Each component in the NLSW/SNLSW feature, as the weight strength of the mutual interaction between the center pixel and non-local spatial pixel, is a function of the similarity of their neighborhood patches. The Euclidean distance used in the NLM algorithm is not suitable for SAR due to its inability to accurately construct the strength of the structural weights. To overcome this problem, we derived and approximated a similarity metric suitable for the multiplicative noise model based on our previous work [
36], where a dedicated statistical distribution of SAR, i.e., the Nakagami–Rayleigh distribution, was assumed. The derived similarity metric was then used to build the weight components. As a result, pixels associated with changes presented larger differences between the corresponding NLSW/SNLSW features compared to those unchanged pixels.
The conversion of the difference image (DI) to the change map (CM) can be regarded as a threshold segmentation procedure. The constant false alarm rate (CFAR) was employed to automatically extract the change areas with an imposed Rayleigh statistical distribution assumption to avoid the difficulty of estimating the decision threshold using histogram-based methods when the change indicator exhibits a unimodal histogram. Besides, the Otsu threshold, K&I threshold, and TAE were also implemented in the DI analysis step.
The main contributions are as follows:
- (1)
We propose an unsupervised framework for automated SAR change detection. In the DI generation step, we extract the pixelwise non-local structure weight (NLSW) features and detect changes by spatial structure cues. Eventually, the comparability of bi-temporal SAR images (BTSIs) was enhanced.
- (2)
The mathematical proof is given to illustrate the uncertainty of the similarity between patches in the expectation sense when the Euclidean distance is used in multiplicative noise.

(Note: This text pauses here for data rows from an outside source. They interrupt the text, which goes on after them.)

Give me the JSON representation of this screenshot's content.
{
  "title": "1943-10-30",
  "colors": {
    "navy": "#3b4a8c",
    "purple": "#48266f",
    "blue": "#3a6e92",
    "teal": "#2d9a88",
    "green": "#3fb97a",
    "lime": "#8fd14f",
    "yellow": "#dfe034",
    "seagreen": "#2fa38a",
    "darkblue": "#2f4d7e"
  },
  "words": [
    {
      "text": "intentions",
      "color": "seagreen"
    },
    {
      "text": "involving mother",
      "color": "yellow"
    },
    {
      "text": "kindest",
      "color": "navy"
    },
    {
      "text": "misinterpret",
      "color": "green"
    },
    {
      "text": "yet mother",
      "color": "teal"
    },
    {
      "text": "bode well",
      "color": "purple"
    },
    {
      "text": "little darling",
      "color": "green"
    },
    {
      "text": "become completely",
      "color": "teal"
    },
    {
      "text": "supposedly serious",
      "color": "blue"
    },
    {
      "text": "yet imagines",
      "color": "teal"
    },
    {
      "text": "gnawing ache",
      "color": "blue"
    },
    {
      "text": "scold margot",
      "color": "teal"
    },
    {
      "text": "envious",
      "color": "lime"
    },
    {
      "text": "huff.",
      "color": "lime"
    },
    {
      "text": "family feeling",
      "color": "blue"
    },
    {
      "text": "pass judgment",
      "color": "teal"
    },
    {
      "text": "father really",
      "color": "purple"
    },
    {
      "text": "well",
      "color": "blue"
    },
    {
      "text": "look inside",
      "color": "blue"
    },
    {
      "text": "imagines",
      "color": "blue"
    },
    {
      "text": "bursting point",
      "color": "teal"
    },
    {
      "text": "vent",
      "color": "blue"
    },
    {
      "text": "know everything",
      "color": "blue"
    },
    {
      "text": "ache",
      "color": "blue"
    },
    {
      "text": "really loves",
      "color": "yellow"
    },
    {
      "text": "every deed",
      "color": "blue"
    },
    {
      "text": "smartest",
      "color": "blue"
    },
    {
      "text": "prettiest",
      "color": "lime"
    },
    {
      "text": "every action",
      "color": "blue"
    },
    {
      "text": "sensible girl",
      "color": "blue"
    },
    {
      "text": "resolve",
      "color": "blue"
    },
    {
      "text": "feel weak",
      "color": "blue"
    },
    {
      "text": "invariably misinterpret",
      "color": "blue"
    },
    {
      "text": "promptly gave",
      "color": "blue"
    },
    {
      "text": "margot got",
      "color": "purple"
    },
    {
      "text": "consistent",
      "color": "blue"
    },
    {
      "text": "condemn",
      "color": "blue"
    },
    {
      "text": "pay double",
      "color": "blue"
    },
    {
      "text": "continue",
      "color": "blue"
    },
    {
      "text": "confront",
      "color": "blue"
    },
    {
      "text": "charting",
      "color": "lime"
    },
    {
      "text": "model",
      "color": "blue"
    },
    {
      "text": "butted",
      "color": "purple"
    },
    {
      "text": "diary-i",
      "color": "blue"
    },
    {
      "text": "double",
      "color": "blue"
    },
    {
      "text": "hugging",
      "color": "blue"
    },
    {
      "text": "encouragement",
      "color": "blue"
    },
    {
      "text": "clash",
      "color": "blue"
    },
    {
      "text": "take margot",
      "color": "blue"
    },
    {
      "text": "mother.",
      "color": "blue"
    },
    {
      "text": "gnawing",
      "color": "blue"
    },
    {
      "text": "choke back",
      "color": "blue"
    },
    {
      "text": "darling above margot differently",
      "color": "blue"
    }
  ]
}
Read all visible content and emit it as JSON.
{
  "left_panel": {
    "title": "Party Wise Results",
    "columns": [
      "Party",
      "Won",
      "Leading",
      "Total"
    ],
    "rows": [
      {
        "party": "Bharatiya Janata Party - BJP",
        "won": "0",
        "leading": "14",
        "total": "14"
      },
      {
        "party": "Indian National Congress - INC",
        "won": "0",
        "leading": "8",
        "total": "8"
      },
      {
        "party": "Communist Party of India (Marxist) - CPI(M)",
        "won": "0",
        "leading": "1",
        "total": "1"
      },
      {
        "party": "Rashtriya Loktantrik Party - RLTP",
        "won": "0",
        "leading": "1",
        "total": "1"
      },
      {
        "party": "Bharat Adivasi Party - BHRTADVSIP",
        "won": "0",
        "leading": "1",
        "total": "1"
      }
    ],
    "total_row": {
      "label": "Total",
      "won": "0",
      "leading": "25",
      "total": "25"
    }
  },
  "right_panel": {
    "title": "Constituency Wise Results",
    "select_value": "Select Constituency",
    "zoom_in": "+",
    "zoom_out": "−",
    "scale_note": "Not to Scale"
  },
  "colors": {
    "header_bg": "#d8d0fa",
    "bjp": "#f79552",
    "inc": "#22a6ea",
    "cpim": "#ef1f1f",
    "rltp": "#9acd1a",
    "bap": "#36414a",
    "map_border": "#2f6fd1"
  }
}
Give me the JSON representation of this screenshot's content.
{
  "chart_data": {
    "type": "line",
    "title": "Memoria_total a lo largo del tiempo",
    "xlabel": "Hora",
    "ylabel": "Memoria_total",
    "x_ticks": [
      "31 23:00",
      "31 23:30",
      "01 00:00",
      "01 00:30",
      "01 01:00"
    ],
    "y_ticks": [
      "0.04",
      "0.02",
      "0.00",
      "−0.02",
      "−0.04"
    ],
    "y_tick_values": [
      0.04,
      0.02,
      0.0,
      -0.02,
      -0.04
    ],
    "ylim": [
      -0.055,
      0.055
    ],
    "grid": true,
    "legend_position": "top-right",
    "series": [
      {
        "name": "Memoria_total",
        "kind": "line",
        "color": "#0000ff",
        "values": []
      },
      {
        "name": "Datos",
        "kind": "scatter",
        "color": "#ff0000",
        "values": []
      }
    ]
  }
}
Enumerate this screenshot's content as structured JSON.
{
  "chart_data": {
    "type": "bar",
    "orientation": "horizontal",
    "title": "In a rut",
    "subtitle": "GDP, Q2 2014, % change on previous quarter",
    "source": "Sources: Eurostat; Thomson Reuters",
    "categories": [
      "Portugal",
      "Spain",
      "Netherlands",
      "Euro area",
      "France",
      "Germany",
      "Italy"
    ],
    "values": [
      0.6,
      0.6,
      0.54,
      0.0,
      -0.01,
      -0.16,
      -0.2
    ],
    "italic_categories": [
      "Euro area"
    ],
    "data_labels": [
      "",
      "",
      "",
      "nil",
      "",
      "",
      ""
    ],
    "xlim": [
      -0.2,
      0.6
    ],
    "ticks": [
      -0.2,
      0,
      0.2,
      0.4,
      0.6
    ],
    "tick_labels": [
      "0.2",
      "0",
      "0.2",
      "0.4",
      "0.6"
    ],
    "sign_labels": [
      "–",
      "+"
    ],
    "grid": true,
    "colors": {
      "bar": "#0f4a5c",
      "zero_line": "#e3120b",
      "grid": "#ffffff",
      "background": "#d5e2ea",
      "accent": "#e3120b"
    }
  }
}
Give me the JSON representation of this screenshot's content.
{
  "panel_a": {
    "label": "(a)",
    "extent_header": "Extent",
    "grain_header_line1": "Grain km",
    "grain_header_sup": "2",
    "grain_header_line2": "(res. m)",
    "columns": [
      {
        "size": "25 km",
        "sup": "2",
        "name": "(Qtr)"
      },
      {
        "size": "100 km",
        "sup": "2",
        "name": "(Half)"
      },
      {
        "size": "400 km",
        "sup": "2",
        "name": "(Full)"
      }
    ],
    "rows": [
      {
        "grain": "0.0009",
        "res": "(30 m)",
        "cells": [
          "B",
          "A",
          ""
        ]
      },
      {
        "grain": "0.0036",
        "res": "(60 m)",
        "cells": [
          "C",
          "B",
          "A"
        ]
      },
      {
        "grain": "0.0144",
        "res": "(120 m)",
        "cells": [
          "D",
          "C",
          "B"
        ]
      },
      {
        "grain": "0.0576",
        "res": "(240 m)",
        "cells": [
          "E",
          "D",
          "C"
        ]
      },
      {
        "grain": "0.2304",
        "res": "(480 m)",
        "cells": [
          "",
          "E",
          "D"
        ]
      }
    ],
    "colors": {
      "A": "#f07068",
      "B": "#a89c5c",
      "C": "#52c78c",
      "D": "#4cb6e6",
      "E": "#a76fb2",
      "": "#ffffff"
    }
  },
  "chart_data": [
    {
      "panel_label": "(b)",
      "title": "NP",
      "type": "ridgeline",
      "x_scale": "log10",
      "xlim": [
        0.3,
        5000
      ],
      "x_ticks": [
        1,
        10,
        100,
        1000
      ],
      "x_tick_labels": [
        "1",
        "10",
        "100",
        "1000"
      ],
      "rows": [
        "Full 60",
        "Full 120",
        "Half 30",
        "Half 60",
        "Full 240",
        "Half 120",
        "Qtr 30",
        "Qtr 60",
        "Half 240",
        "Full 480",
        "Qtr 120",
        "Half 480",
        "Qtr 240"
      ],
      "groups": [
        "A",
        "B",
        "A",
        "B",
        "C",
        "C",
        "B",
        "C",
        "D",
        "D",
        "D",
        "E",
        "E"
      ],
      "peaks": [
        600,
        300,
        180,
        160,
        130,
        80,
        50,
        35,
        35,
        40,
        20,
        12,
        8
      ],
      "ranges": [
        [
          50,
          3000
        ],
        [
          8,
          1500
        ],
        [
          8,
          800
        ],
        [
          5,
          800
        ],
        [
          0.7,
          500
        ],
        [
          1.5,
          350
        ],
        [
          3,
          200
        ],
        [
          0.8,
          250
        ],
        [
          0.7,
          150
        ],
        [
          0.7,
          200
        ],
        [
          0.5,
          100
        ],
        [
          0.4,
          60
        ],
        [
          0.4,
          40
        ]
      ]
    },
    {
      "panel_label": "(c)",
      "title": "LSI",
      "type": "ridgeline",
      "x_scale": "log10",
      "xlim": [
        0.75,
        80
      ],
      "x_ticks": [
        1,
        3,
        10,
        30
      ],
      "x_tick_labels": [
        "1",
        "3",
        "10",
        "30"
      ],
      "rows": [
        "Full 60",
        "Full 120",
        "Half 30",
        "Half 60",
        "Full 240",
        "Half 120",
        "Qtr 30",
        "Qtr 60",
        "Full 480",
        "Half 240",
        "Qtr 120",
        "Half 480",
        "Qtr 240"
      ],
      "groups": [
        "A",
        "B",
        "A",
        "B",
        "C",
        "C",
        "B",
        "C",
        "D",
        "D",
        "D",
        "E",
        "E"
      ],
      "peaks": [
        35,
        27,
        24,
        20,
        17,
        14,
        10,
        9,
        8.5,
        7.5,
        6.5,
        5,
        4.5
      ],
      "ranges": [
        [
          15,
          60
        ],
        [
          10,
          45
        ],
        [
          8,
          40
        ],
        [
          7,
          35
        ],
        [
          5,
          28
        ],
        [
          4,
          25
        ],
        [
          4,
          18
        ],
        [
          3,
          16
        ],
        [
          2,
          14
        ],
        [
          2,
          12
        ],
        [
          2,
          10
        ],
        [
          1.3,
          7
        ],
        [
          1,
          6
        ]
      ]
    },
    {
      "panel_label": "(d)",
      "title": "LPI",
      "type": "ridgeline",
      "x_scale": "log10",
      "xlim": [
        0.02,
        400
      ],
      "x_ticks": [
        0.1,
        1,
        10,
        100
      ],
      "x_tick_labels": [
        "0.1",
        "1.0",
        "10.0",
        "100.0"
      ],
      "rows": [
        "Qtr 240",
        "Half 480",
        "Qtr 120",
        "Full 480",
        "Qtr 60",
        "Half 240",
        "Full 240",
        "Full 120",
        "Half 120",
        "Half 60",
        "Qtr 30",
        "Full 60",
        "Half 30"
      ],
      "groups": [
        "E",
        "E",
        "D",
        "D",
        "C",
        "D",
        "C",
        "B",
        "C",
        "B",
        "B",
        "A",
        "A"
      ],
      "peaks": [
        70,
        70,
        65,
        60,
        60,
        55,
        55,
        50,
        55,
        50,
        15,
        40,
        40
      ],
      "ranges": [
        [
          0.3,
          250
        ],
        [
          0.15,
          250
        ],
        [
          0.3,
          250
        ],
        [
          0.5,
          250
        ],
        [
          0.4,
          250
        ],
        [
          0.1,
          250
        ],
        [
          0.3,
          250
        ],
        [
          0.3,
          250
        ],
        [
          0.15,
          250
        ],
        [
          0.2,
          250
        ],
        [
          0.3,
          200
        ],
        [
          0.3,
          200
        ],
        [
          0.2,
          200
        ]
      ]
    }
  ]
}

For this reason, a patch similarity metric, dedicated to the proposed NLSW change detector for BTSIs, was derived and approximated by considering the statistical properties of SAR.
- (3)
The CFAR under the Rayleigh distribution assumption was applied to the DI to generate the final change map, thus avoiding the unimodal histogram problem. The experiments on simulated and real bi-temporal SAR images demonstrated the effectiveness and stability of the proposed method.
The rest of this paper is organized as follows.
Section 2 presents the relevant theories and the proposed framework.
Section 3 presents the experimental results, the parameters’ analysis, and the discussion. The conclusion is provided in
Section 4.